12.06.2020, 13:34 Uhr

Hamburg (AFP) Immobilienwirtschaft kritisiert Gesetzentwurf Seehofers gegen Wohnungsnot

Wohnungen in München.
Quelle: AFP/Christof STACHE (Foto: AFP/Christof STACHE)Wohnungen in München. Quelle: AFP/Christof STACHE (Foto: AFP/Christof STACHE)

Entwurf sieht stärkeren Schutz von Mietern vor

Die neuen Pläne von Bundesbauminister Horst Seehofer (CSU) im Kampf gegen Wohnungsnot sind bei Vermieter- und Eigentümerverbänden auf scharfe Kritik gestoßen. Der Entwurf für ein Gesetz zur "Mobilisierung von Bauland" war diese Woche an mehrere Verbände zur Stellungnahme verschickt worden. Er habe dort deutliche Ablehnung erfahren, berichtete der "Spiegel" in seiner neuen Ausgabe.

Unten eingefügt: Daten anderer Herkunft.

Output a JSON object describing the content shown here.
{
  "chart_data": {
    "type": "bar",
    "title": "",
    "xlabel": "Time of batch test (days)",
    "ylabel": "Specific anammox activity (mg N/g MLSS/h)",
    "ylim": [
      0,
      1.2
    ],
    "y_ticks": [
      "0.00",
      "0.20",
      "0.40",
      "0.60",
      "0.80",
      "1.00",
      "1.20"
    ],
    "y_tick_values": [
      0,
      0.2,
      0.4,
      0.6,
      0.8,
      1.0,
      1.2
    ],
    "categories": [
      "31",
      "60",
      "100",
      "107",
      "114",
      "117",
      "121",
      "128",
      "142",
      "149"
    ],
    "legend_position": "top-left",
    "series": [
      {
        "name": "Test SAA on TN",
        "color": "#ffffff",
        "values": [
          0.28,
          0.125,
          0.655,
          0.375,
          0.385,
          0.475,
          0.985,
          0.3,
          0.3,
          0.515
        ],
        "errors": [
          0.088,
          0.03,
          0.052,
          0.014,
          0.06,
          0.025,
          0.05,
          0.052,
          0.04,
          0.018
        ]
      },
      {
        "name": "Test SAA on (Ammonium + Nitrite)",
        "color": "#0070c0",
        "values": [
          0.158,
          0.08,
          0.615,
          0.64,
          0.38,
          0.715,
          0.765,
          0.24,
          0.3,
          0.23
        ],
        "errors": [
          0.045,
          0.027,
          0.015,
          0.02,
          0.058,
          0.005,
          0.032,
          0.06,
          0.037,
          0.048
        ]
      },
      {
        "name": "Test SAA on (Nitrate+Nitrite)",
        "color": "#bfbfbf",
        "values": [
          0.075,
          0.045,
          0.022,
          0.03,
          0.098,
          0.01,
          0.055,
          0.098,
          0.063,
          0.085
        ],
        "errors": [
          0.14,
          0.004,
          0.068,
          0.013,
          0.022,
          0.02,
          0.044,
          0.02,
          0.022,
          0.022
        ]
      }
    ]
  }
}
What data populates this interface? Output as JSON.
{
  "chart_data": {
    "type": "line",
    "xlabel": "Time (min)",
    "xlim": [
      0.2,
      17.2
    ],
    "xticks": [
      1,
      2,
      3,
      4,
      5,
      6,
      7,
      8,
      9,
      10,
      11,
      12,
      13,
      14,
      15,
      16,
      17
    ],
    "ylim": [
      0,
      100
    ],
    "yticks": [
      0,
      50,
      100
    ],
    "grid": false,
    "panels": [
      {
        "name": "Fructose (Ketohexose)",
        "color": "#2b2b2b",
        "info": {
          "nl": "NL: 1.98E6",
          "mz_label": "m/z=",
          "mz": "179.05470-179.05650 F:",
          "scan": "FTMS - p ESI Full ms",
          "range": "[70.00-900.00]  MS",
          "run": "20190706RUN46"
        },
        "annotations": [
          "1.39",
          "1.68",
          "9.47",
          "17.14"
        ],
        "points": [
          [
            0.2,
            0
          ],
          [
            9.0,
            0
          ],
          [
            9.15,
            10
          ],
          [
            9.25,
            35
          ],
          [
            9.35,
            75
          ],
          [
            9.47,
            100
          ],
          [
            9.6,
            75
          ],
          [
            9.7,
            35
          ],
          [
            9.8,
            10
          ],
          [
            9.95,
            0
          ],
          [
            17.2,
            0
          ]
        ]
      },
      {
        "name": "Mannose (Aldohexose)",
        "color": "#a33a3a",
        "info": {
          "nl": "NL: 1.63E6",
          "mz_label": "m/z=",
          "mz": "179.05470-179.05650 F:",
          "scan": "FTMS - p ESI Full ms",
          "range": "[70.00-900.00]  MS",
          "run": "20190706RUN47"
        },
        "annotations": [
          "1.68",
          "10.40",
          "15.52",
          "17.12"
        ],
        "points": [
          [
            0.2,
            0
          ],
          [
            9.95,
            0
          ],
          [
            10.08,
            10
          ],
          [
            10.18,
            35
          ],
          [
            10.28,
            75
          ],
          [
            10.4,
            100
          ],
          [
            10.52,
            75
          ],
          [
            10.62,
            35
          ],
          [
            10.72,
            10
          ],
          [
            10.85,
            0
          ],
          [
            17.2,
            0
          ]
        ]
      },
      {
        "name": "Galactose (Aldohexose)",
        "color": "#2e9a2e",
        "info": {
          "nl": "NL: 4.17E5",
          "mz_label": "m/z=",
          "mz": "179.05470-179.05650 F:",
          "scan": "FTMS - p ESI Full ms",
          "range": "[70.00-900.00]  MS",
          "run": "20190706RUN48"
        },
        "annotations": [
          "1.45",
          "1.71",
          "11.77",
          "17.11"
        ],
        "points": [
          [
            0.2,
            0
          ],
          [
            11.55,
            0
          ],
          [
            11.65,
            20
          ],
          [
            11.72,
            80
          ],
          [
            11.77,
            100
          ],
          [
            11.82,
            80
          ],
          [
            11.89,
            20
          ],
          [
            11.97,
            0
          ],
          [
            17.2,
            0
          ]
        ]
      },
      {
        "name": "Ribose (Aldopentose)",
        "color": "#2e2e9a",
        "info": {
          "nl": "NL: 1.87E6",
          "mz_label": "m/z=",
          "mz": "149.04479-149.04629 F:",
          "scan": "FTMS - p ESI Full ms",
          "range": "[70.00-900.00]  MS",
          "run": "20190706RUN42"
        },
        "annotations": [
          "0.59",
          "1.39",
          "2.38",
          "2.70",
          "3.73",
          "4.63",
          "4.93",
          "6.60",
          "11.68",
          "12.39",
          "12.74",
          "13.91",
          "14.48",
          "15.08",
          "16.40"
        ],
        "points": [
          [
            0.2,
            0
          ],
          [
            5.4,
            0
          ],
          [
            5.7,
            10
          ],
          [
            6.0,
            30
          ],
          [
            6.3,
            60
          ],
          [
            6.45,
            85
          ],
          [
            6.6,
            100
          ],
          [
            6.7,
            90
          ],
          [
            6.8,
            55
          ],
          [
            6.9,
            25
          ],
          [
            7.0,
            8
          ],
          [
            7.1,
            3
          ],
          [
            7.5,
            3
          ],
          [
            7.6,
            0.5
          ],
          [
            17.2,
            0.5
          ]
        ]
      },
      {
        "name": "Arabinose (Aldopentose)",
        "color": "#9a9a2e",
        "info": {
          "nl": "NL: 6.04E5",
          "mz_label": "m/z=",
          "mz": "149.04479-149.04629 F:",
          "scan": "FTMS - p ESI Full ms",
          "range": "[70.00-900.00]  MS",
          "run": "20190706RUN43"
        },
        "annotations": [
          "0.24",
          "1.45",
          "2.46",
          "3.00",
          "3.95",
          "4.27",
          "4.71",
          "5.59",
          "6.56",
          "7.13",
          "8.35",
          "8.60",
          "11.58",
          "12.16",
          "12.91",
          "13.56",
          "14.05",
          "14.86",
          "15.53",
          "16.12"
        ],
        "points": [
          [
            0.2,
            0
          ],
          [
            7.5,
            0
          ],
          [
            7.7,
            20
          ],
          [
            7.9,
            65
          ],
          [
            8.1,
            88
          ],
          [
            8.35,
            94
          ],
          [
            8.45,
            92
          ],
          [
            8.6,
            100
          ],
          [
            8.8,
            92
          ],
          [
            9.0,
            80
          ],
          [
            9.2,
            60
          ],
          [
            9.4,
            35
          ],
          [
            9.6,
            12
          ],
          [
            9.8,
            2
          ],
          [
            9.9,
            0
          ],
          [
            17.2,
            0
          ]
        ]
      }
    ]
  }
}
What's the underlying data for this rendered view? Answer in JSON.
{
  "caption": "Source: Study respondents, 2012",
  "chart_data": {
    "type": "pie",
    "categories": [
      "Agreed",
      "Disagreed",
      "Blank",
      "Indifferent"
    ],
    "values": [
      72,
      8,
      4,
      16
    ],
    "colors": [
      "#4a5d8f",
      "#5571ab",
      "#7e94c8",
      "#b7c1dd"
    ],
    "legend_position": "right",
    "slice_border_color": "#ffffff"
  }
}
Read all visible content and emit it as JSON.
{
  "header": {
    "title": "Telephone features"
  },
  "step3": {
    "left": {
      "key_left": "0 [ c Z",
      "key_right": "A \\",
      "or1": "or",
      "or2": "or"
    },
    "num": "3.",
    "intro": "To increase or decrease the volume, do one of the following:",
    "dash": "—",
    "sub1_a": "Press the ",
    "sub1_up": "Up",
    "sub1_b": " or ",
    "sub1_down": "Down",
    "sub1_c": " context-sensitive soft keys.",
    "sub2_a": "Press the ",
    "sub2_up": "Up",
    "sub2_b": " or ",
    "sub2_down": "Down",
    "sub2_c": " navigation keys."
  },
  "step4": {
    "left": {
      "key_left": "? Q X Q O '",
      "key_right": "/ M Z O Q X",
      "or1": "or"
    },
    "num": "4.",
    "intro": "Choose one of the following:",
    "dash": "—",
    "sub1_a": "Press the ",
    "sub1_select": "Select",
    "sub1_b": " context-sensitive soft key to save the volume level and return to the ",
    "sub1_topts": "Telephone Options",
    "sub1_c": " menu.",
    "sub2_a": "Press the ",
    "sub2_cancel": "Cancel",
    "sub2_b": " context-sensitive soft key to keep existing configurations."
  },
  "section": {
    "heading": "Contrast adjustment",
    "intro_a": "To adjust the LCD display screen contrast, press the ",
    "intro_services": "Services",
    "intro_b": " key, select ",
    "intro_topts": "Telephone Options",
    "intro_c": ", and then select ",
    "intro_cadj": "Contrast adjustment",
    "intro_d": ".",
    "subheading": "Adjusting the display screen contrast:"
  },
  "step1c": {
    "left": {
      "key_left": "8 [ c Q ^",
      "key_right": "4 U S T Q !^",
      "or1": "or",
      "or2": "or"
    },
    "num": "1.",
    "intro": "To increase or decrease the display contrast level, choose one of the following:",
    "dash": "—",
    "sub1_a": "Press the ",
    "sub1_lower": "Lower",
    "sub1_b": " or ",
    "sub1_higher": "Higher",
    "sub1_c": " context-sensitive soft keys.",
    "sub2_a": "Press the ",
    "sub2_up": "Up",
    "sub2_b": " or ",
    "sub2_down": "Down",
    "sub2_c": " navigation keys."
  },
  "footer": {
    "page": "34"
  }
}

Dem Entwurf zufolge ist die Umwandlung von Miet- in Eigentumswohnungen künftig genehmigungspflichtig, wenn es in dem Gebiet zu wenig bezahlbare Mietwohnungen gibt, wie der "Spiegel" berichtete. Die Kommunen sollen demnach gestärkt werden, indem sie mehr Vorgaben zum sozialen oder preisgünstigen Wohnungsbau machen und Besitzer unbebauter Grundstücke leichter zum Bau von Wohnungen verpflichten können.

Das Vorkaufsrecht der Gemeinden für Grundstücke werde ebenfalls ausgeweitet, berichtete der "Spiegel": Künftig soll es ausdrücklich mit der "Deckung eines Wohnbedarfs" begründet werden können. Bislang ist das vor allem mit Hinweis auf städtebauliche Zielsetzungen möglich.

Kai Warnecke, Präsident des Verbands Haus & Grund, bezeichnet den Entwurf im "Spiegel" als "mittelschichts- und eigentumsfeindlich". "Wenn Mietwohnungen nicht mehr in Eigentumswohnungen umgewandelt werden können, verbaut das unzähligen jungen Familien die Möglichkeit, Wohneigentum zu erschwinglichen Preisen zu erwerben." Der Entwurf komme zudem zur Unzeit. "Die Coronakrise hat auch Tausende von Haus- und Wohnungsbesitzern massiv getroffen und könnte den Wohnungsmarkt stark beeinflussen."

Reiner Wild, Geschäftsführer des Berliner Mietervereins, geht die Vorlage dagegen nicht weit genug. Er bemängelt beispielsweise, dass laut Entwurf die Umwandlung von Miet- in Eigentumswohnungen dann genehmigt werden muss, wenn zwei Drittel an Mieter verkauft werden sollen. Das werde "Missbrauch Tür und Tor öffnen".

Der Bundesverband deutscher Wohnungs- und Immobilienunternehmen (GdW) monierte am Freitag, dass die Gesetzesnovelle keine Beschleunigung der Planungsprozesse vorsehe. "Auch hier muss dringend nachgebessert werden." Die Zeit der Corona-Krise müsse als Chance genutzt werden, um Planungs- und Baugenehmigungsverfahren mit Hochdruck zu digitalisieren und beschleunigen, forderte der GdW.